Si les requérants soutiennent qu’ils craignent d’être exposés à des persécutions ou à une atteinte grave en cas de retour en République du Congo, en raison de la séparation de Mme A… d’avec le père de ses enfants, il ressort toutefois des pièces des dossiers que les demandes d’asile présentées par les requérants ont fait l’objet de décisions de rejet de l’Office français de protection des réfugiés et apatrides du 19 avril 2024, confirmées par une décision de la Cour nationale du droit d’asile le 21 octobre 2024, au motif que les déclarations des requérants n’avaient pas permis de tenir pour établis les faits présentés comme étant à l’origine de leur départ de République du Congo et de regarder comme fondées les craintes exprimées. Par suite, et alors que les requérants ne font état d’aucun élément nouveau à ce titre, les moyens tirés de la méconnaissance des dispositions de l’article L. 721-4 du code de l’entrée et du séjour des étrangers et du droit d’asile et des stipulations de l’article 3 de la convention européenne de sauvegarde des droits de l’homme et des libertés fondamentales doivent être écartés.
Il résulte de tout ce qui précède que les conclusions à fin d’annulation présentées par Mme A…, M. B… E…, Mme B… et M. B… doivent être rejetées.
Sur le surplus des conclusions de la requête :
Le rejet des conclusions à fin d’annulation présentées par les requérants entraîne, par voie de conséquence, celui de leurs conclusions à fin d’injonction et de leurs conclusions relatives aux frais d’instance.
D É C I D E :
Article 1er :
Les requêtes de Mme A…, de M. B… E…, de Mme B… et de M. B… sont rejetées.
Article 2 :
Le présent jugement sera notifié à Mme C… A…, à M. G… B… E…, à Mme F… B…, à M. D… B…, au préfet de Maine-et-Loire et à Me Roulleau.
Délibéré après l’audience du 4 mars 2026, à laquelle siégeaient :
Mme Le Barbier, présidente,
M. Simon, premier conseiller,
Mme Ribac, conseillère.
Rendu public par mise à disposition au greffe le 25 mars 2026.
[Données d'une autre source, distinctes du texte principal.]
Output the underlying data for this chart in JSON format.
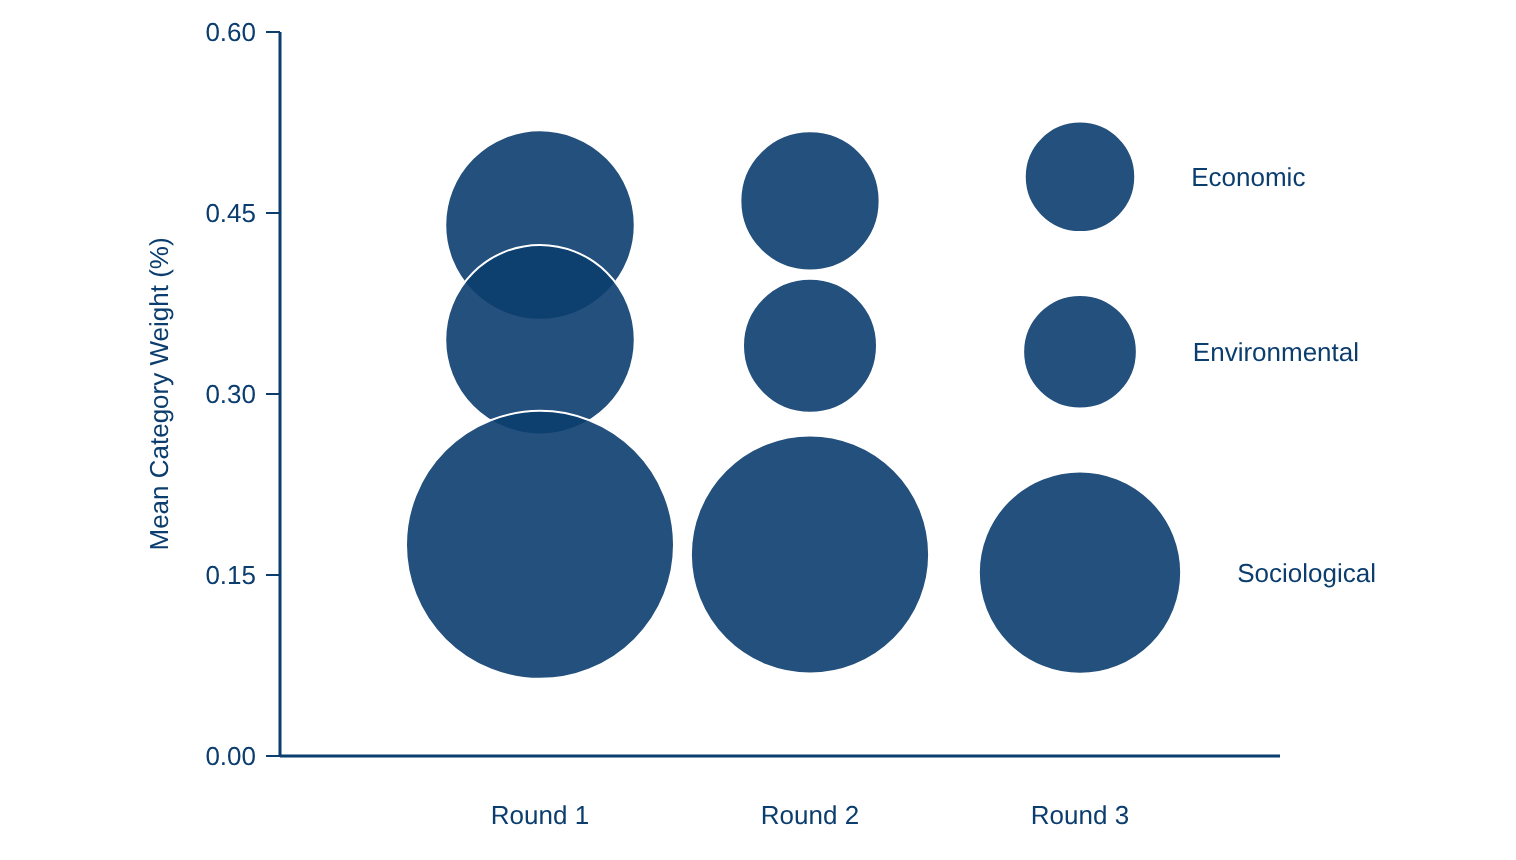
{
  "chart_data": {
    "type": "bubble",
    "ylabel": "Mean Category Weight (%)",
    "categories": [
      "Round 1",
      "Round 2",
      "Round 3"
    ],
    "ylim": [
      0,
      0.6
    ],
    "yticks": [
      {
        "value": 0,
        "label": "0.00"
      },
      {
        "value": 0.15,
        "label": "0.15"
      },
      {
        "value": 0.3,
        "label": "0.30"
      },
      {
        "value": 0.45,
        "label": "0.45"
      },
      {
        "value": 0.6,
        "label": "0.60"
      }
    ],
    "grid": false,
    "series": [
      {
        "name": "Economic",
        "color": "#0b3d6e",
        "values": [
          0.44,
          0.46,
          0.48
        ],
        "sizes": [
          0.5,
          0.27,
          0.17
        ]
      },
      {
        "name": "Environmental",
        "color": "#0b3d6e",
        "values": [
          0.345,
          0.34,
          0.335
        ],
        "sizes": [
          0.5,
          0.25,
          0.18
        ]
      },
      {
        "name": "Sociological",
        "color": "#0b3d6e",
        "values": [
          0.175,
          0.167,
          0.152
        ],
        "sizes": [
          1,
          0.79,
          0.57
        ]
      }
    ]
  }
}
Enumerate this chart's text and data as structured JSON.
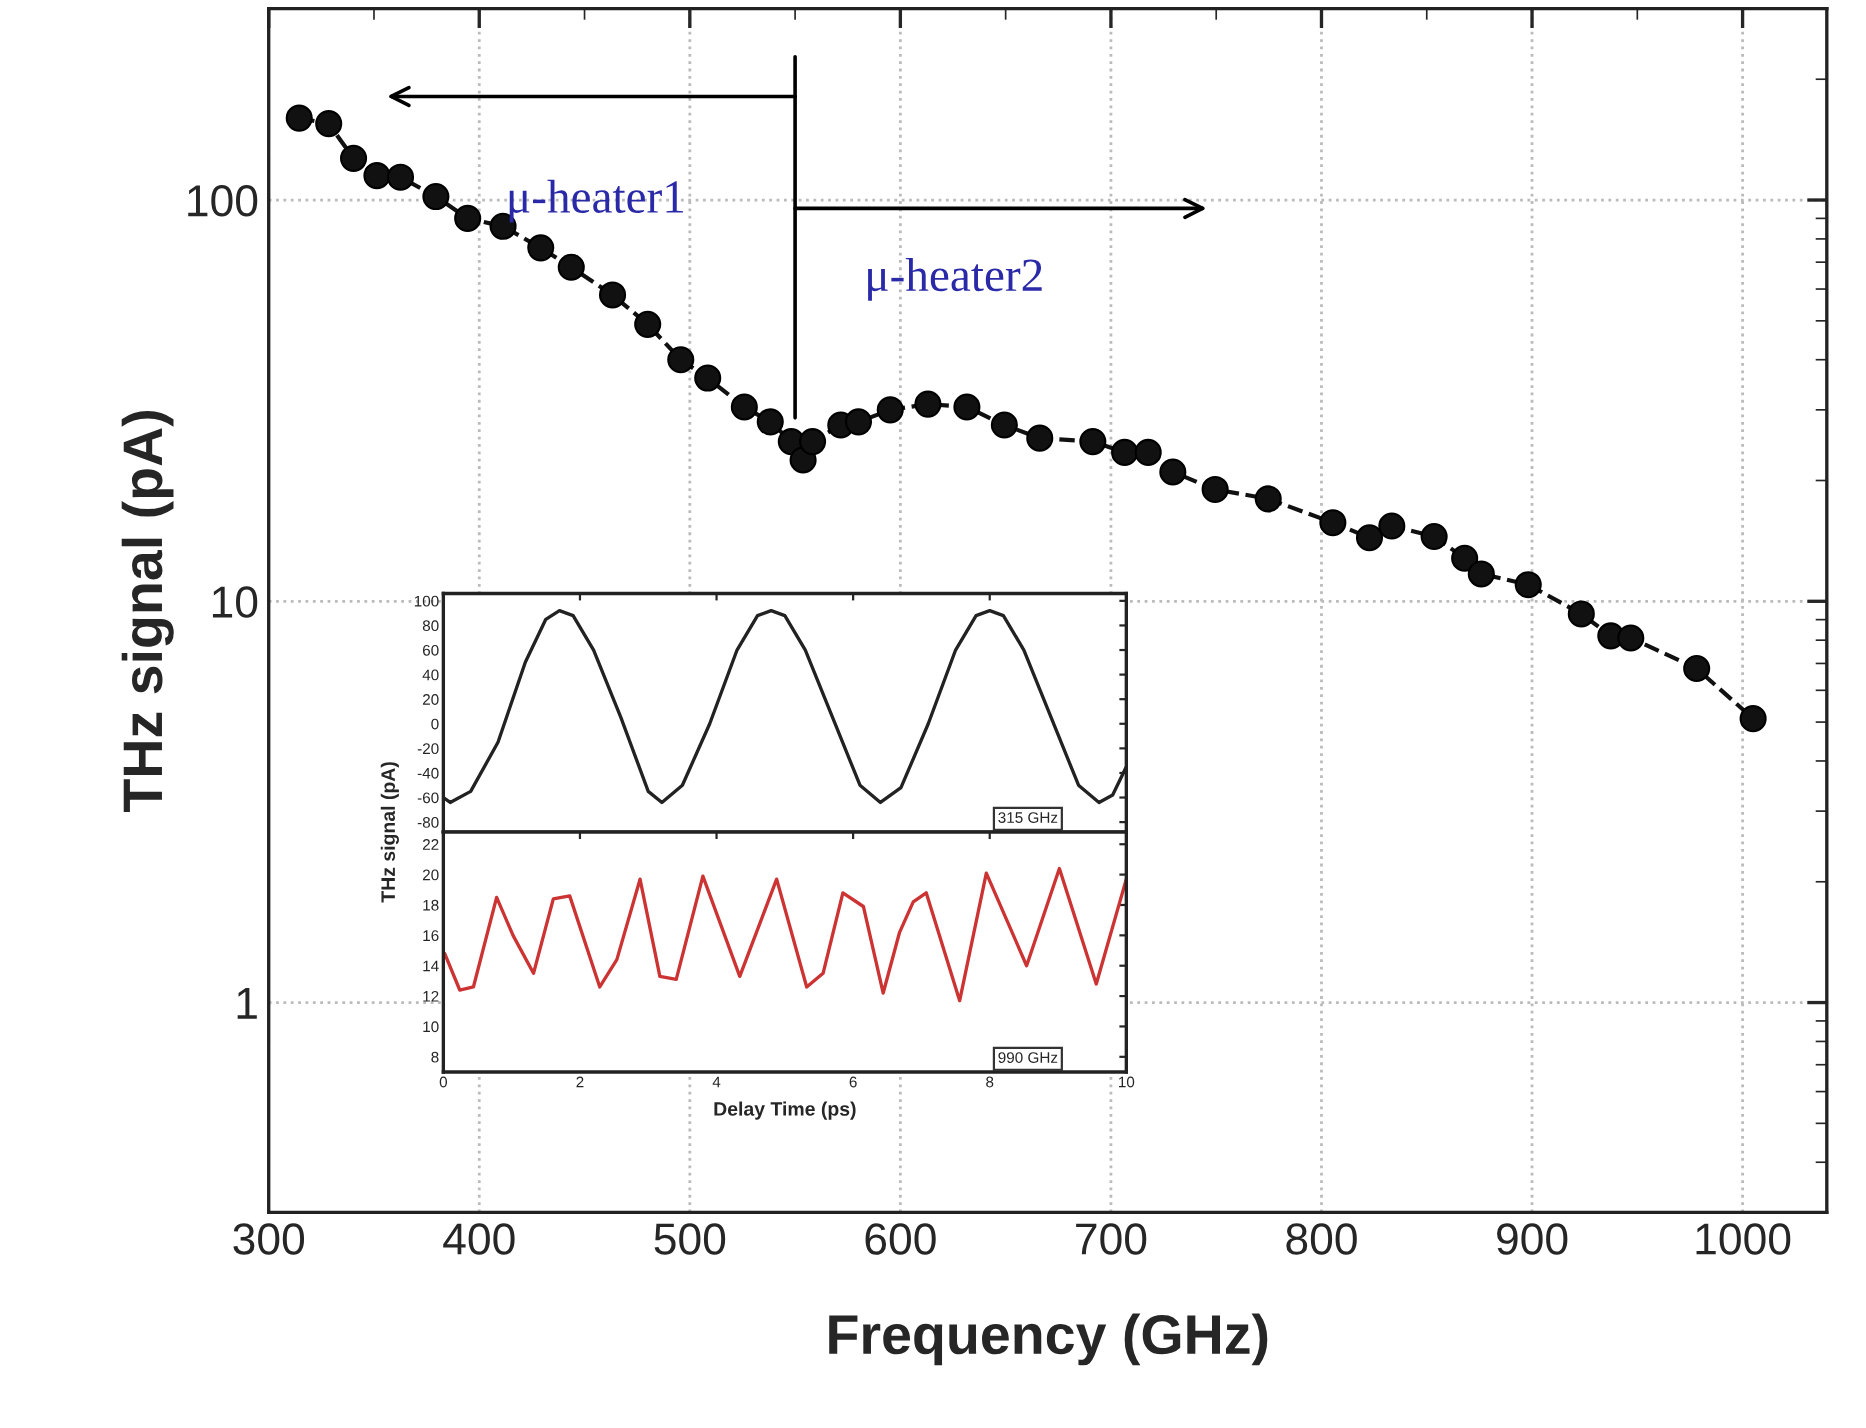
{
  "chart_data": [
    {
      "type": "line",
      "xlabel": "Frequency (GHz)",
      "ylabel": "THz signal (pA)",
      "log": "y",
      "xlim": [
        300,
        1040
      ],
      "ylim": [
        0.3,
        300
      ],
      "xticks": [
        300,
        400,
        500,
        600,
        700,
        800,
        900,
        1000
      ],
      "yticks": [
        1,
        10,
        100
      ],
      "grid": true,
      "marker": "circle",
      "line_style": "dashed",
      "x": [
        314.5,
        328.5,
        340.3,
        351.4,
        362.6,
        379.4,
        394.5,
        411.3,
        429.2,
        443.7,
        463.3,
        480,
        495.7,
        508.5,
        525.9,
        538.2,
        548.2,
        553.8,
        558.3,
        571.7,
        580.1,
        595.2,
        613.1,
        631.6,
        649.4,
        666.2,
        691.4,
        706.5,
        717.7,
        729.4,
        749.5,
        774.7,
        805.4,
        822.8,
        833.4,
        853.5,
        868,
        875.9,
        898.2,
        923.4,
        937.4,
        946.9,
        978.2,
        1005
      ],
      "series": [
        {
          "color": "#111111",
          "values": [
            160,
            155,
            127,
            115,
            114,
            102,
            90,
            86,
            76,
            68,
            58,
            49,
            40,
            36,
            30.5,
            28,
            25,
            22.5,
            25,
            27.5,
            28,
            30,
            31,
            30.5,
            27.5,
            25.5,
            25,
            23.5,
            23.5,
            21,
            19,
            18,
            15.7,
            14.4,
            15.4,
            14.5,
            12.8,
            11.7,
            11,
            9.3,
            8.2,
            8.1,
            6.8,
            5.1
          ]
        }
      ],
      "ref_lines": [
        {
          "axis": "x",
          "value": 550,
          "color": "#000000",
          "line_style": "solid"
        }
      ],
      "annotations": [
        "μ-heater1",
        "μ-heater2"
      ]
    },
    {
      "type": "line",
      "ylabel": "THz signal (pA)",
      "xlim": [
        0,
        10
      ],
      "ylim": [
        -88,
        106
      ],
      "xticks": [
        0,
        2,
        4,
        6,
        8,
        10
      ],
      "yticks": [
        -80,
        -60,
        -40,
        -20,
        0,
        20,
        40,
        60,
        80,
        100
      ],
      "tick_labels": "y",
      "x": [
        0,
        0.1,
        0.4,
        0.8,
        1.2,
        1.5,
        1.7,
        1.9,
        2.2,
        2.6,
        3.0,
        3.2,
        3.5,
        3.9,
        4.3,
        4.6,
        4.8,
        5.0,
        5.3,
        5.7,
        6.1,
        6.4,
        6.7,
        7.1,
        7.5,
        7.8,
        8.0,
        8.2,
        8.5,
        8.9,
        9.3,
        9.6,
        9.8,
        10
      ],
      "series": [
        {
          "color": "#222222",
          "values": [
            -60,
            -64,
            -55,
            -15,
            50,
            85,
            92,
            88,
            60,
            5,
            -55,
            -64,
            -50,
            0,
            60,
            88,
            92,
            88,
            60,
            5,
            -50,
            -64,
            -52,
            0,
            60,
            88,
            92,
            88,
            60,
            5,
            -50,
            -64,
            -58,
            -35
          ]
        }
      ],
      "annotations": [
        "315 GHz"
      ]
    },
    {
      "type": "line",
      "xlabel": "Delay Time (ps)",
      "xlim": [
        0,
        10
      ],
      "ylim": [
        7,
        22.8
      ],
      "xticks": [
        0,
        2,
        4,
        6,
        8,
        10
      ],
      "yticks": [
        8,
        10,
        12,
        14,
        16,
        18,
        20,
        22
      ],
      "x": [
        0.02,
        0.24,
        0.44,
        0.78,
        1.02,
        1.32,
        1.61,
        1.85,
        2.29,
        2.54,
        2.88,
        3.17,
        3.41,
        3.8,
        4.34,
        4.88,
        5.32,
        5.56,
        5.85,
        6.15,
        6.44,
        6.68,
        6.88,
        7.07,
        7.56,
        7.95,
        8.54,
        9.02,
        9.56,
        10
      ],
      "series": [
        {
          "color": "#cc3333",
          "values": [
            14.8,
            12.4,
            12.6,
            18.5,
            16,
            13.5,
            18.4,
            18.6,
            12.6,
            14.4,
            19.7,
            13.3,
            13.1,
            19.9,
            13.3,
            19.7,
            12.6,
            13.5,
            18.8,
            17.9,
            12.2,
            16.2,
            18.2,
            18.8,
            11.7,
            20.1,
            14,
            20.4,
            12.8,
            19.7
          ]
        }
      ],
      "annotations": [
        "990 GHz"
      ]
    }
  ]
}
La présidente-rapporteure,
M. Le Barbier
L’assesseur le plus ancien
dans l’ordre du tableau,
P-E. Simon
La greffière,
Goudou
La République mande et ordonne au préfet de Maine-et-Loire en ce qui le concerne ou à tous commissaires de justice à ce requis en ce qui concerne les voies de droit commun
contre les parties privées, de pourvoir à l’exécution de la présente décision.